# Questions on 'Playability'.



## Hespithe (Dec 26, 2006)

My Khorne Bloodbull army is complete, and will be baptized in a local tourney soon. It's a pretty straight forward hard list that I believe should do well against most army match-ups. But, what about 'fun' games. Is the army 'too' focused?

Khornate Doombull w/ Hellfire Mace (6 attacks at Str5, +d6 wounds per failed save), Heavy Armor, Shield, Frenzy, Immune to Psychology
Khornate Exalted Daemon w/ Might of Khorne (Str6), Soul Hunger (reroll failed 'to hit' on first turn of combat), Frenzy, Immune to Psychology

6x 4 Khornate Bloodbulls w/ Great Weapons (16 Str6 at WS4 per unit), Frenzy, Immune to Psychology
3x 8 Chaos Hounds (14" march/charge LoS blockers to protect from shooting/magic)
1x 8 Chaos Furies (Warmachine/mage hunters, usually paired with the Exalted)

2250pts with 10 Dispel and 2 Casting(for dispel as well)


The majority of the army will get into mêlée combat by turn 3 at the latest, and usually, a full half or more hitting it up in turn two. The hounds are the only units that are subject to psychology, but are not a bother to the rest of the army as they are all Frenzied, Daemonic, or both. Recently the army has drawn against an Empire army, and has decimated 2 Lizardmen Slann armies, and 2 Dwarf armies (one shooty, other mixed).

So, that's the rundown. Now, do you think this list is a 'fun' list? Could it be? Or do you consider it to be a 'strictly' tournament list?


----------



## Red Orc (Jun 14, 2007)

I think it comes down to how you play in the end. OK, you'll never win a tourney with a pure fluff list, no matter how well you play, but you can have a killer list and still play a fun game, surely?

There was a sort of 'what if?' I remember in WD a couple of years back, something like this: what if, your last Dwarf Slayer is facing off against a dragon that ripped through 3 of your units, it's the last turn of the game, and the dragon has unluckily found itself in front of your artillery? Do you blow it away with multiple cannon, thereby securing a whole pile of victory points, or does your Slayer shout "Eat my orange head, scaly-face!" and rush towards it waving a big axe, thereby handing your opponant a huge pile of victory points?

The answer was "depends if you're playing a tourney or a cool, fun, fluffy battle".

So I think I mean, yeah, don't worry about the list, it'll be fine. Just don't play it like Alexander the Great. Think about the _army_ a bit, instead of the _tactics_. Why are the hounds there, for instance? _You_ (as Alexander the Great) know they're there as march-blockers and a fast-cav screen and to lure out goblin fanatics or whatever - but why do _they_ think they're there? Probably to eat, I'd think. So instead of positioning and playing them like a general, try using them like a viscious, hungry thing. Locate the enemy's weakest unit (preferably halflings, maybe night goblins), then send all your hounds to go and eat it.

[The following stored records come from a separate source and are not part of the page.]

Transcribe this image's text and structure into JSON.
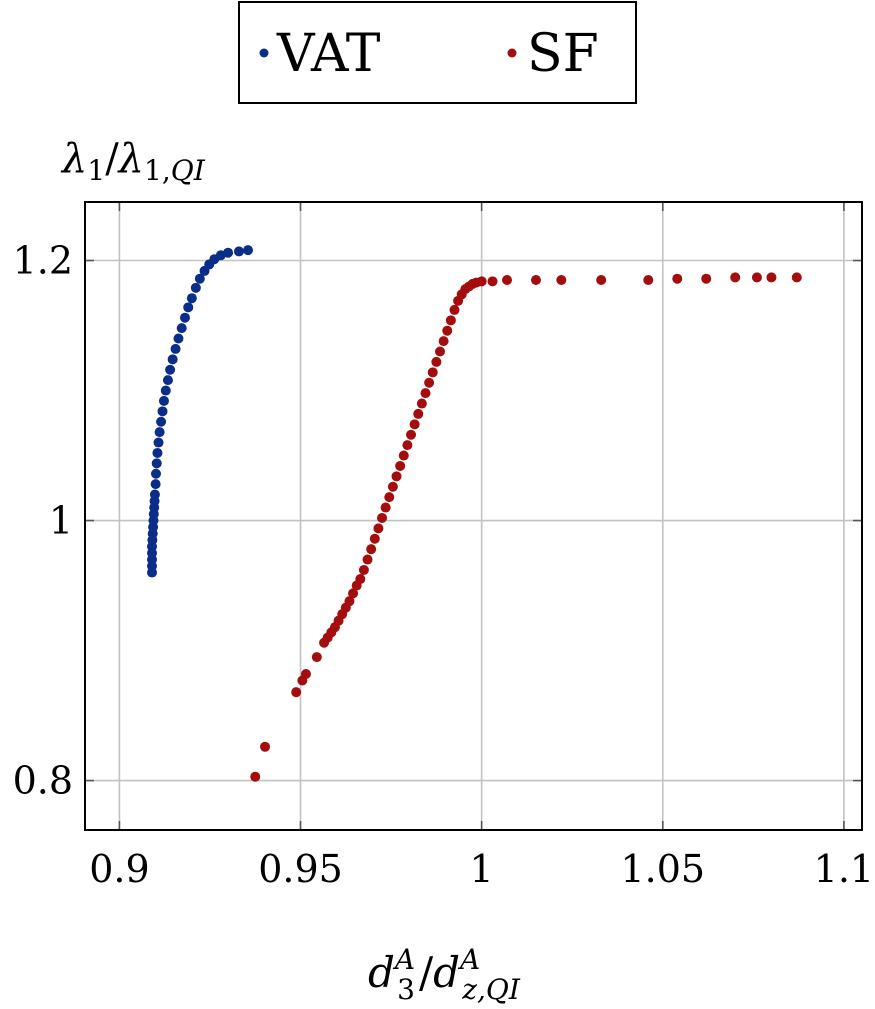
{
  "chart_data": {
    "type": "scatter",
    "xlabel": "d_3^A / d_{z,QI}^A",
    "ylabel": "λ_1 / λ_{1,QI}",
    "xlim": [
      0.8905,
      1.105
    ],
    "ylim": [
      0.762,
      1.245
    ],
    "xticks": [
      0.9,
      0.95,
      1.0,
      1.05,
      1.1
    ],
    "xtick_labels": [
      "0.9",
      "0.95",
      "1",
      "1.05",
      "1.1"
    ],
    "yticks": [
      0.8,
      1.0,
      1.2
    ],
    "ytick_labels": [
      "0.8",
      "1",
      "1.2"
    ],
    "grid": true,
    "legend_position": "top-center",
    "series": [
      {
        "name": "VAT",
        "color": "#0b2d8a",
        "points": [
          [
            0.909,
            0.96
          ],
          [
            0.909,
            0.965
          ],
          [
            0.909,
            0.97
          ],
          [
            0.909,
            0.975
          ],
          [
            0.909,
            0.98
          ],
          [
            0.9091,
            0.985
          ],
          [
            0.9092,
            0.99
          ],
          [
            0.9093,
            0.995
          ],
          [
            0.9094,
            1.0
          ],
          [
            0.9095,
            1.005
          ],
          [
            0.9096,
            1.01
          ],
          [
            0.9097,
            1.015
          ],
          [
            0.9098,
            1.02
          ],
          [
            0.91,
            1.028
          ],
          [
            0.9101,
            1.036
          ],
          [
            0.9103,
            1.044
          ],
          [
            0.9105,
            1.052
          ],
          [
            0.9108,
            1.06
          ],
          [
            0.9111,
            1.068
          ],
          [
            0.9115,
            1.076
          ],
          [
            0.9119,
            1.084
          ],
          [
            0.9123,
            1.092
          ],
          [
            0.9128,
            1.1
          ],
          [
            0.9134,
            1.108
          ],
          [
            0.914,
            1.116
          ],
          [
            0.9147,
            1.124
          ],
          [
            0.9155,
            1.132
          ],
          [
            0.9163,
            1.14
          ],
          [
            0.9172,
            1.148
          ],
          [
            0.9181,
            1.156
          ],
          [
            0.919,
            1.164
          ],
          [
            0.92,
            1.171
          ],
          [
            0.9211,
            1.179
          ],
          [
            0.9222,
            1.186
          ],
          [
            0.9235,
            1.192
          ],
          [
            0.9248,
            1.197
          ],
          [
            0.9262,
            1.201
          ],
          [
            0.928,
            1.204
          ],
          [
            0.93,
            1.206
          ],
          [
            0.933,
            1.207
          ],
          [
            0.9355,
            1.208
          ]
        ]
      },
      {
        "name": "SF",
        "color": "#a30d0d",
        "points": [
          [
            0.9375,
            0.803
          ],
          [
            0.9402,
            0.826
          ],
          [
            0.9488,
            0.868
          ],
          [
            0.9505,
            0.877
          ],
          [
            0.9515,
            0.882
          ],
          [
            0.9545,
            0.895
          ],
          [
            0.9565,
            0.906
          ],
          [
            0.9575,
            0.91
          ],
          [
            0.9585,
            0.914
          ],
          [
            0.9595,
            0.918
          ],
          [
            0.9605,
            0.923
          ],
          [
            0.9615,
            0.928
          ],
          [
            0.9625,
            0.933
          ],
          [
            0.9635,
            0.938
          ],
          [
            0.9645,
            0.944
          ],
          [
            0.9655,
            0.95
          ],
          [
            0.9665,
            0.955
          ],
          [
            0.9675,
            0.962
          ],
          [
            0.9685,
            0.97
          ],
          [
            0.9695,
            0.978
          ],
          [
            0.9705,
            0.986
          ],
          [
            0.9715,
            0.994
          ],
          [
            0.9725,
            1.002
          ],
          [
            0.9735,
            1.01
          ],
          [
            0.9745,
            1.018
          ],
          [
            0.9755,
            1.026
          ],
          [
            0.9765,
            1.034
          ],
          [
            0.9775,
            1.042
          ],
          [
            0.9785,
            1.05
          ],
          [
            0.9795,
            1.058
          ],
          [
            0.9805,
            1.066
          ],
          [
            0.9815,
            1.074
          ],
          [
            0.9825,
            1.082
          ],
          [
            0.9835,
            1.09
          ],
          [
            0.9845,
            1.098
          ],
          [
            0.9855,
            1.106
          ],
          [
            0.9865,
            1.114
          ],
          [
            0.9875,
            1.122
          ],
          [
            0.9885,
            1.13
          ],
          [
            0.9895,
            1.138
          ],
          [
            0.9905,
            1.146
          ],
          [
            0.9915,
            1.154
          ],
          [
            0.9925,
            1.162
          ],
          [
            0.9935,
            1.169
          ],
          [
            0.9945,
            1.174
          ],
          [
            0.9955,
            1.178
          ],
          [
            0.9965,
            1.18
          ],
          [
            0.9975,
            1.182
          ],
          [
            0.9985,
            1.183
          ],
          [
            1.0,
            1.184
          ],
          [
            1.003,
            1.184
          ],
          [
            1.007,
            1.185
          ],
          [
            1.015,
            1.185
          ],
          [
            1.022,
            1.185
          ],
          [
            1.033,
            1.185
          ],
          [
            1.046,
            1.185
          ],
          [
            1.054,
            1.186
          ],
          [
            1.062,
            1.186
          ],
          [
            1.07,
            1.187
          ],
          [
            1.076,
            1.187
          ],
          [
            1.08,
            1.187
          ],
          [
            1.087,
            1.187
          ]
        ]
      }
    ]
  }
}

You will lose more games this way, I guarantee it; but you might have more fun, and there's at least a possibility that your regular gaming buddies might have more fun too...

Alternatively they may think you're an unpredictablew nut who has exchanged his brain for potted meat, it's difficult to tell...


----------



## Frodo (Nov 13, 2007)

I play with a strong dwarves list but I still manage to have great battles with it. a unit of slayers including hero smashing their way through several units/hero types before being smashed to a pulp by that small archer unit is always comical.


----------



## Hespithe (Dec 26, 2006)

Well, as an update to this thread...

The army won 2 and drew 1 with no losses, and was one of 5 or so fully painted armies in the pool of 20 gamers. I failed to place, even with a better record than the unpainted 3rd place finisher..... So.... I guess that pretty much spells out how well they liked the army.

I am still, after 2 weeks, quite upset about that.


----------